Several suggestions on EMC design of single chip microcomputer

The operating frequency of the microcontroller The design of the microcontroller should choose a lower operating frequency according to the needs of the customer. First, let me introduce the advantages of doing so: using a low crystal oscillator and bus frequency allows us to choose a smaller microcontroller to meet the timing requirements, so that the operating current of the microcontroller can become lower, and most importantly, the current peak from VDD to VSS will be smaller.

Of course, we need to make a compromise here, because the customer's requirements may be compatible and platform-based (the current development trend of automotive electronics is platformization). Choosing a higher operating frequency can be compatible with more platforms and is also convenient for future upgrades and expansions. Therefore, a lower acceptable operating frequency should be selected.

Appropriate output drive capability Given the load specification, rise and fall time, choosing the appropriate output rise time, and minimizing the peak current of the output and internal driver are one of the most important design considerations for reducing EMI. Unmatched drive capability or failure to control the output voltage change rate may result in impedance mismatch, faster switching edges, overshoot and undershoot of the output signal, or power supply and ground bounce noise.

To design the output driver of the microcontroller, first determine the load required by the module, the rise and fall time, and the output current (to be continued). Based on the above information, the driving capacity and the voltage slew rate are controlled. Only in this way can the module requirements and EMC requirements be met.

When the driver capacity is higher than the actual charging speed required by the load, a higher edge rate will be generated, which will have two disadvantages. The harmonic components of the signal are increased. Together with the load capacitance and parasitic internal bonding lines, IC packaging, and PCB inductance, it will cause the signal to overshoot and undershoot.

Selecting the appropriate di/dt switching characteristics can be achieved by carefully selecting the size of the driving capacity and controlling the voltage slew rate. The best option is to use a constant voltage slew rate output buffer that is independent of the load. The voltage slew rate of the same pre-driver output can be reduced (that is, the rise and fall time can be increased), but the corresponding propagation delay will increase, and we need to control the total switching time).

Use the driving capacity of the programmable output port of the microcontroller to meet the actual load requirements of the module.

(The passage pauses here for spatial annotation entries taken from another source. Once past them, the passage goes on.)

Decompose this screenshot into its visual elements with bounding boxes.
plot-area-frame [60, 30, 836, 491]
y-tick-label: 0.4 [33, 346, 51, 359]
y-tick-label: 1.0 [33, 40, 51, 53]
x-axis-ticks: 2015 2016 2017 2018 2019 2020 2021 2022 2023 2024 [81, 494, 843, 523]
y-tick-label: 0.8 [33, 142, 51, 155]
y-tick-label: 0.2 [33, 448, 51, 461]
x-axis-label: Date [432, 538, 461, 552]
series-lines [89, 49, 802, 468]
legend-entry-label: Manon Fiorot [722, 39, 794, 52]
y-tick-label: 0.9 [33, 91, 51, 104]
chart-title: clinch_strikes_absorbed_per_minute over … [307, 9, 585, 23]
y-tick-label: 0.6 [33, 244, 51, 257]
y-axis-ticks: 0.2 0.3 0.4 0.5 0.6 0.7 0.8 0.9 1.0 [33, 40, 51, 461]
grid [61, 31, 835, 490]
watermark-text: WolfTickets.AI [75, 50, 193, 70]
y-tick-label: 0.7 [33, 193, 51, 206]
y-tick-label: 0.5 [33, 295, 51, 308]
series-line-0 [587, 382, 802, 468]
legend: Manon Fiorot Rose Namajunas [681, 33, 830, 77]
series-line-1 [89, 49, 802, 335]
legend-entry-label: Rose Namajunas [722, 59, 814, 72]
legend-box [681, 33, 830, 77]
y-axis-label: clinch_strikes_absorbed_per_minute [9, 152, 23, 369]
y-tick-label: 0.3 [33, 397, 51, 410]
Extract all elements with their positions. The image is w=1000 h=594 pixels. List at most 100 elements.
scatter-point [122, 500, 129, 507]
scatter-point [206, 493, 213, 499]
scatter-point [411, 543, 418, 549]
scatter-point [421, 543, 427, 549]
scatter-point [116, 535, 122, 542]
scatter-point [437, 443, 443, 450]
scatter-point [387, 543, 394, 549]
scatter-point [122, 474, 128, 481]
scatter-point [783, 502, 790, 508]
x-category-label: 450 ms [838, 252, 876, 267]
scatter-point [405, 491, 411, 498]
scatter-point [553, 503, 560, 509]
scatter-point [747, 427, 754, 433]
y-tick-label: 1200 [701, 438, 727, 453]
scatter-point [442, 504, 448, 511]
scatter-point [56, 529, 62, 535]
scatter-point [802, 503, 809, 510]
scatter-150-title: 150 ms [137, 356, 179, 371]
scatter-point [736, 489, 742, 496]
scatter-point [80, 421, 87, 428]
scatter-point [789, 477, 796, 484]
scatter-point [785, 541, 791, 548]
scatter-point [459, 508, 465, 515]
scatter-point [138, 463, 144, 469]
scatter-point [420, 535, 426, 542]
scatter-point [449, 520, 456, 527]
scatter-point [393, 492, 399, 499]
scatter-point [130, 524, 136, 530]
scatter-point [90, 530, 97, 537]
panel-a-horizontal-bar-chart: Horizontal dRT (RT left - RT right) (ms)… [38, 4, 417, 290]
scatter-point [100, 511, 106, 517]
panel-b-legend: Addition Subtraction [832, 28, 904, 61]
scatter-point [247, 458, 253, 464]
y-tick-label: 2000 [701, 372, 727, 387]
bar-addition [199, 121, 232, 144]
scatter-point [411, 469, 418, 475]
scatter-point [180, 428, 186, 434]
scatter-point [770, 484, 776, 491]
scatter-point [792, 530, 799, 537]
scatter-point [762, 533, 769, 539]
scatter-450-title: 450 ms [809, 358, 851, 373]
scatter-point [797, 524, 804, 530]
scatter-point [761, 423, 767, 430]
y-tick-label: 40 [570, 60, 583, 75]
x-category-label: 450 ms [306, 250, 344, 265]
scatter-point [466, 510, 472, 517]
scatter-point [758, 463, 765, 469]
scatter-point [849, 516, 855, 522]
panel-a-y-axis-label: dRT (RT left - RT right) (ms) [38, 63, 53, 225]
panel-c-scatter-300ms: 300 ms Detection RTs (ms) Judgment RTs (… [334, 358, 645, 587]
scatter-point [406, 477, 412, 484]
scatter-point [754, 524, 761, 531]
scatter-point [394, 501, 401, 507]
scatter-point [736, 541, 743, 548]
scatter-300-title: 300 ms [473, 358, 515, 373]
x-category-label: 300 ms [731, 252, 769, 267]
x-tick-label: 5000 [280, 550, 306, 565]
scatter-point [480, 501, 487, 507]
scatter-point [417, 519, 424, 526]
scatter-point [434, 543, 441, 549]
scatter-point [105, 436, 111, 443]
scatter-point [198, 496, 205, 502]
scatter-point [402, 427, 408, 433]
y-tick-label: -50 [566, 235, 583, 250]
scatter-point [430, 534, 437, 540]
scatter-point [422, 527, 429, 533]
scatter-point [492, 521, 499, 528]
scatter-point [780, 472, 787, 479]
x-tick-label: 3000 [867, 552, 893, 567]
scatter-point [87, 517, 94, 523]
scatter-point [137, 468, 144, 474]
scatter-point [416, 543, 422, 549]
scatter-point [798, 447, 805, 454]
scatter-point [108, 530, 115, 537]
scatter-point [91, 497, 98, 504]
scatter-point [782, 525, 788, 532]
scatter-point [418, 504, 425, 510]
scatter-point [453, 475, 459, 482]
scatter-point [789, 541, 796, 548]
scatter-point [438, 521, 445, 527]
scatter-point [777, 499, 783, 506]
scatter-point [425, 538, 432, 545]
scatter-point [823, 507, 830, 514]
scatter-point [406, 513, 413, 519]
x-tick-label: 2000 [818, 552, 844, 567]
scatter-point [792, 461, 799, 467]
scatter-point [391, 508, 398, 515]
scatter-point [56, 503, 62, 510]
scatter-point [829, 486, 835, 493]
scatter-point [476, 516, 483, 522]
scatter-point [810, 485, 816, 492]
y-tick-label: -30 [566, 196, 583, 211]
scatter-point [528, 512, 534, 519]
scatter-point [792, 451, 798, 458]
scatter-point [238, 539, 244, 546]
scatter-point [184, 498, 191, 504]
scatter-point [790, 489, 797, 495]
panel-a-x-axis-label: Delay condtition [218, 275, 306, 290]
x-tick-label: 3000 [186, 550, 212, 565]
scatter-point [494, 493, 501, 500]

The simplest driver of the programmable output port is a pair of drivers in parallel. Their MOS Rdson is different and the output current capacity is also different. We can choose different modes during testing and actual use. In fact, the current microcontrollers generally have at least two modes to choose from, and some even have three (strong, medium, and weak). When there is enough margin in the timing constraints, the edge of the internal clock drive is slowed down by reducing the output capacity.

To reduce the peak current and di/dt of the synchronous switch, an important consideration is to reduce the capacity of the internal clock drive (in fact, it is the amplification factor, and the penetration current is greatly related to it). Reducing the current on the clock edge will significantly improve EMI. Of course, the disadvantage of doing so is that the average current of the microcontroller may increase due to the longer turn-on time of the clock and load. A compromise needs to be made between fast edges and relatively high peak currents, and current pulses with longer times and slower edges.

It is best not to exceed the actual demand for the internal drive (inverter) of the crystal oscillator.

This problem has actually been discussed before. When the gain is too large, it will cause greater interference.

Design the driver clock with minimum through-current. The bus and output driver should minimize the traditional current through-current [overlap current, short-circuit current] as much as possible. It is the current from the power supply to the ground when the PMOS and NMOS are turned on at the same time during the switching process of the microcontroller. The through-current directly affects EMI and power consumption.

This content is actually inside the microcontroller, the clock, bus and output driver. The way to eliminate or reduce the through-current is to try to turn off one FET first and then turn on another FET. When the current is large, additional pre-drive circuits or voltage slew rates are required.